DMT1 is not a 100% selective transporter as it also transports Zn2+, Mn2+, and Cd2+ which can lead to toxicity problems. The reason for this is because it cannot distinguish the difference between the different metal ions due to low selectivity for iron ions. In addition, it causes the metal ions to compete for transportation and the concentration of iron ions is typically substantially lower than that of other ions.
Yeast vs. mammal pathway
The iron uptake pathway in Saccharaomyces cerevisiae, which consists of a multicopper ferroxidase (Fet3) and an iron plasma permease (FTR1) has a high affinity for iron uptake compared to the DMT1 iron uptake process present in mammals. The iron uptake process in yeasts consists of Fe3+ which is reduced to Fe2+ by ferriductases. Ferrous iron may also be present outside of the cell due to other reductants present in the extracellular medium. Ferrous iron is then oxidized to ferric iron by Fet3 on the external surface of the cell. Then Fe3+ is transferred from Fet3 to FTR1 and transferred across the cell membrane into the cell.

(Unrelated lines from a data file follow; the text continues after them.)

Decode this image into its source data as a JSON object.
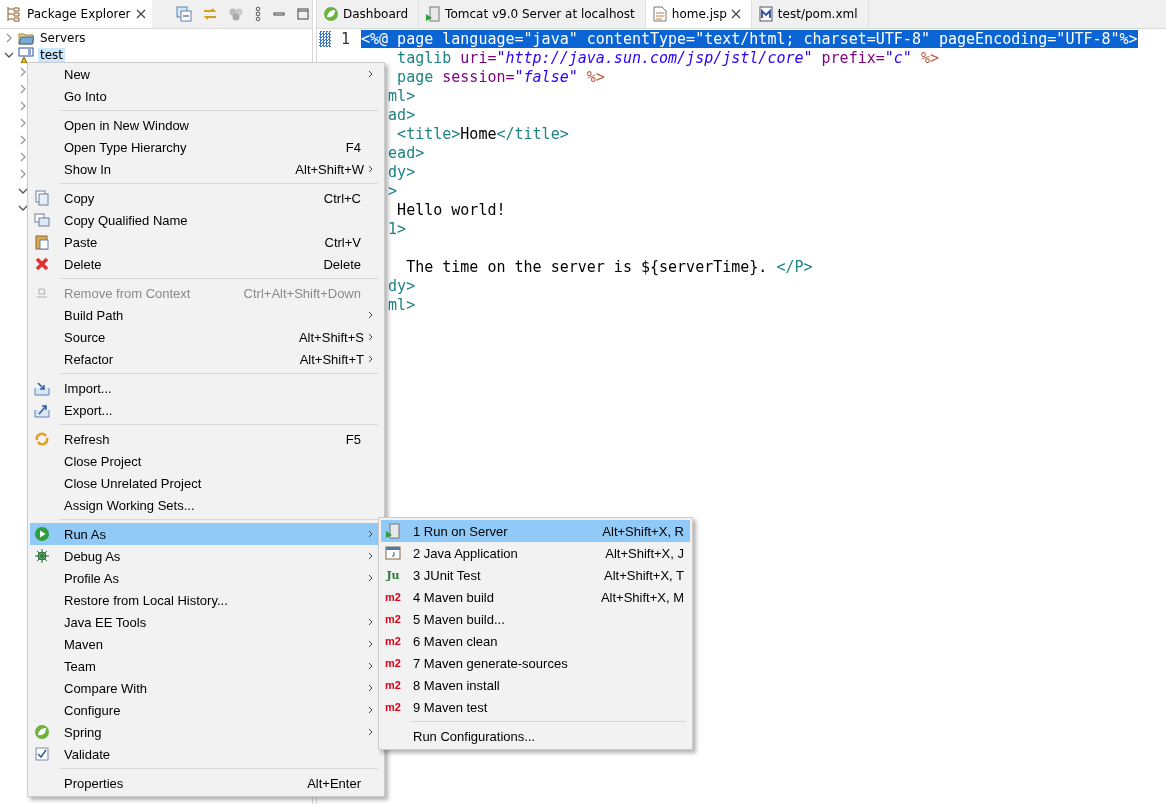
{
  "explorer": {
    "tab": {
      "label": "Package Explorer",
      "selected": true
    },
    "tree": [
      {
        "label": "Servers",
        "expanded": false,
        "selected": false
      },
      {
        "label": "test",
        "expanded": true,
        "selected": true,
        "children": [
          {
            "expanded": false
          },
          {
            "expanded": false
          },
          {
            "expanded": false
          },
          {
            "expanded": false
          },
          {
            "expanded": false
          },
          {
            "expanded": false
          },
          {
            "expanded": false
          },
          {
            "expanded": true
          },
          {
            "expanded": true
          }
        ]
      }
    ]
  },
  "editor": {
    "tabs": [
      {
        "label": "Dashboard",
        "kind": "spring",
        "selected": false
      },
      {
        "label": "Tomcat v9.0 Server at localhost",
        "kind": "server",
        "selected": false
      },
      {
        "label": "home.jsp",
        "kind": "file",
        "selected": true
      },
      {
        "label": "test/pom.xml",
        "kind": "maven",
        "selected": false
      }
    ],
    "line_number": "1",
    "blocks": [
      [
        {
          "selected": true,
          "segments": [
            {
              "text": "<%@ page language=\"java\" contentType=\"text/html; charset=UTF-8\" pageEncoding=\"UTF-8\"%>",
              "kind": "plain"
            }
          ]
        },
        {
          "selected": false,
          "segments": [
            {
              "text": "    taglib ",
              "kind": "tag"
            },
            {
              "text": "uri=",
              "kind": "attr"
            },
            {
              "text": "\"http://java.sun.com/jsp/jstl/core\"",
              "kind": "str"
            },
            {
              "text": " prefix=",
              "kind": "attr"
            },
            {
              "text": "\"c\"",
              "kind": "str"
            },
            {
              "text": " %>",
              "kind": "dir"
            }
          ]
        },
        {
          "selected": false,
          "segments": [
            {
              "text": "    page ",
              "kind": "tag"
            },
            {
              "text": "session=",
              "kind": "attr"
            },
            {
              "text": "\"false\"",
              "kind": "str"
            },
            {
              "text": " %>",
              "kind": "dir"
            }
          ]
        },
        {
          "selected": false,
          "segments": [
            {
              "text": "   ml>",
              "kind": "tag"
            }
          ]
        },
        {
          "selected": false,
          "segments": [
            {
              "text": "   ad>",
              "kind": "tag"
            }
          ]
        },
        {
          "selected": false,
          "segments": [
            {
              "text": "    <title>",
              "kind": "tag"
            },
            {
              "text": "Home",
              "kind": "plain"
            },
            {
              "text": "</title>",
              "kind": "tag"
            }
          ]
        },
        {
          "selected": false,
          "segments": [
            {
              "text": "   ead>",
              "kind": "tag"
            }
          ]
        },
        {
          "selected": false,
          "segments": [
            {
              "text": "   dy>",
              "kind": "tag"
            }
          ]
        },
        {
          "selected": false,
          "segments": [
            {
              "text": "   >",
              "kind": "tag"
            }
          ]
        },
        {
          "selected": false,
          "segments": [
            {
              "text": "    Hello world!",
              "kind": "plain"
            }
          ]
        },
        {
          "selected": false,
          "segments": [
            {
              "text": "   1>",
              "kind": "tag"
            }
          ]
        }
      ],
      [
        {
          "selected": false,
          "segments": [
            {
              "text": "     The time on the server is ${serverTime}. ",
              "kind": "plain"
            },
            {
              "text": "</P>",
              "kind": "tag"
            }
          ]
        },
        {
          "selected": false,
          "segments": [
            {
              "text": "   dy>",
              "kind": "tag"
            }
          ]
        },
        {
          "selected": false,
          "segments": [
            {
              "text": "   ml>",
              "kind": "tag"
            }
          ]
        }
      ]
    ]
  },
  "context_menu": {
    "groups": [
      [
        {
          "label": "New",
          "submenu": true
        },
        {
          "label": "Go Into"
        }
      ],
      [
        {
          "label": "Open in New Window"
        },
        {
          "label": "Open Type Hierarchy",
          "shortcut": "F4"
        },
        {
          "label": "Show In",
          "shortcut": "Alt+Shift+W",
          "submenu": true
        }
      ],
      [
        {
          "label": "Copy",
          "shortcut": "Ctrl+C",
          "kind": "copy"
        },
        {
          "label": "Copy Qualified Name",
          "kind": "copyname"
        },
        {
          "label": "Paste",
          "shortcut": "Ctrl+V",
          "kind": "paste"
        },
        {
          "label": "Delete",
          "shortcut": "Delete",
          "kind": "delete"
        }
      ],
      [
        {
          "label": "Remove from Context",
          "shortcut": "Ctrl+Alt+Shift+Down",
          "kind": "remove",
          "disabled": true
        },
        {
          "label": "Build Path",
          "submenu": true
        },
        {
          "label": "Source",
          "shortcut": "Alt+Shift+S",
          "submenu": true
        },
        {
          "label": "Refactor",
          "shortcut": "Alt+Shift+T",
          "submenu": true
        }
      ],
      [
        {
          "label": "Import...",
          "kind": "import"
        },
        {
          "label": "Export...",
          "kind": "export"
        }
      ],
      [
        {
          "label": "Refresh",
          "shortcut": "F5",
          "kind": "refresh"
        },
        {
          "label": "Close Project"
        },
        {
          "label": "Close Unrelated Project"
        },
        {
          "label": "Assign Working Sets..."
        }
      ],
      [
        {
          "label": "Run As",
          "submenu": true,
          "kind": "run",
          "selected": true
        },
        {
          "label": "Debug As",
          "submenu": true,
          "kind": "debug"
        },
        {
          "label": "Profile As",
          "submenu": true
        },
        {
          "label": "Restore from Local History..."
        },
        {
          "label": "Java EE Tools",
          "submenu": true
        },
        {
          "label": "Maven",
          "submenu": true
        },
        {
          "label": "Team",
          "submenu": true
        },
        {
          "label": "Compare With",
          "submenu": true
        },
        {
          "label": "Configure",
          "submenu": true
        },
        {
          "label": "Spring",
          "submenu": true,
          "kind": "spring"
        },
        {
          "label": "Validate",
          "kind": "check"
        }
      ],
      [
        {
          "label": "Properties",
          "shortcut": "Alt+Enter"
        }
      ]
    ]
  },
  "run_as_submenu": {
    "groups": [
      [
        {
          "label": "1 Run on Server",
          "shortcut": "Alt+Shift+X, R",
          "kind": "server",
          "selected": true
        },
        {
          "label": "2 Java Application",
          "shortcut": "Alt+Shift+X, J",
          "kind": "java",
          "selected": false
        },
        {
          "label": "3 JUnit Test",
          "shortcut": "Alt+Shift+X, T",
          "badge": "Ju",
          "kind": "junit",
          "selected": false
        },
        {
          "label": "4 Maven build",
          "shortcut": "Alt+Shift+X, M",
          "badge": "m2",
          "kind": "maven",
          "selected": false
        },
        {
          "label": "5 Maven build...",
          "badge": "m2",
          "kind": "maven",
          "selected": false
        },
        {
          "label": "6 Maven clean",
          "badge": "m2",
          "kind": "maven",
          "selected": false
        },
        {
          "label": "7 Maven generate-sources",
          "badge": "m2",
          "kind": "maven",
          "selected": false
        },
        {
          "label": "8 Maven install",
          "badge": "m2",
          "kind": "maven",
          "selected": false
        },
        {
          "label": "9 Maven test",
          "badge": "m2",
          "kind": "maven",
          "selected": false
        }
      ],
      [
        {
          "label": "Run Configurations...",
          "selected": false
        }
      ]
    ]
  }
}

Ferrous-oxidase mediated transport systems exist in order to transport specific ions opposed to DMT1, which does not have complete specificity. The Fet3/FTR1 iron uptake pathway is able to achieve complete specificity for iron over other ions due to the multi-step nature of the pathway. Each of the steps involved in the pathway is specific to either ferrous iron or ferric iron. The DMT1 transporter protein does not have specificity over the ions it transports because it is unable to distinguish between Fe2+ and the other divalent metal ions it transfer through the cell membrane. Although, the reason that non-specific ion transporters, such as DMT1, exist is due to their ability to function in anaerobic environments opposed to the Fet3/FTR1 pathway which requires oxygen as a co substrate. So in anaerobic environments the oxidase would not be able to function thus another means of iron uptake is necessary.

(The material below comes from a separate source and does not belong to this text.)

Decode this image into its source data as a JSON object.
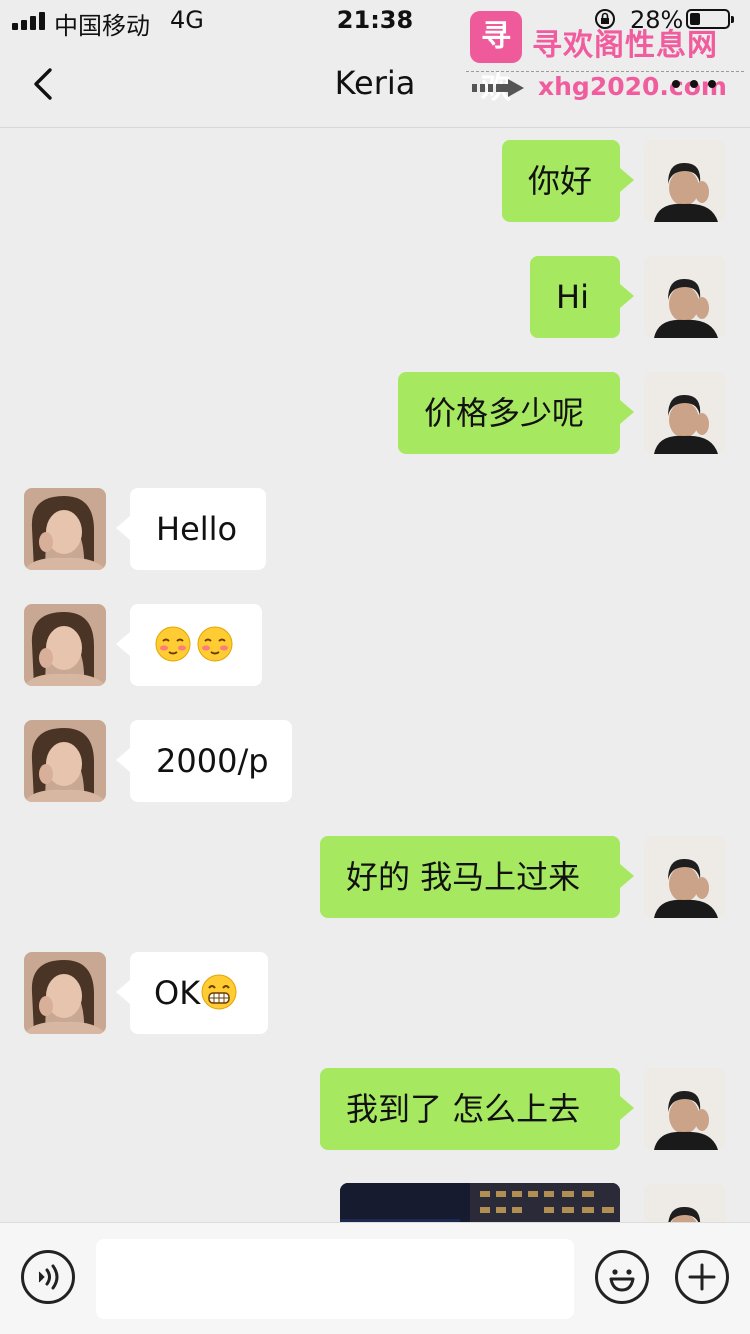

Role in neurodegenerative diseases
Toxic accumulation of divalent metals, especially iron and/or manganese, are frequently discussed aetiological factors in a variety of neurodegenerative diseases, including Alzheimer's disease, Parkinson's disease, amyotrophic lateral sclerosis, and multiple sclerosis. DMT1 may be the major transporter of manganese across the blood brain barrier and expression of this protein in the nasal epithelium provides a route for direct absorption of metals into the brain. DMT1 expression in the brain may increase with age, increasing susceptibility to metal induced pathologies. DMT1 expression is found to be increased in the substantia nigra of Parkinson's patients and in the ventral mesencephalon of animal models intoxicated with 1-methyl-4-phenyl-1,2,3,6-tetrahydropyridine (MPTP) - a neurotoxin widely used experimentally to produce Parkinsonian symptoms.

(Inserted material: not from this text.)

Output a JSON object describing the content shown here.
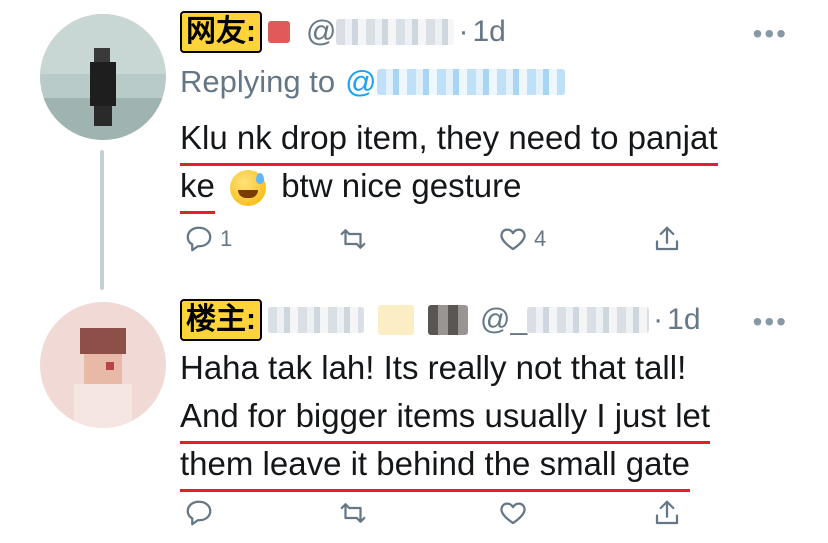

The DMT1 encoding gene SLC11A2 is located on the long arm of chromosome 12 (12q13) close to susceptibility regions for Alzheimer's disease and restless legs syndrome. The C allele of SNP rs407135 on the DMT1 encoding gene SLC11A2 is associated with shorter disease duration in cases of spinal onset amyotrophic lateral sclerosis, and is implicated in Alzheimer's disease onset in males as well. The CC haplotype for SNPs 1254T/C IVS34+44C/A is associated with Parkinson's disease susceptibility. Finally, variant alleles on several SLC11A2 SNPs are associated with iron anemia, a risk factor for manganese intoxication and restless legs syndrome.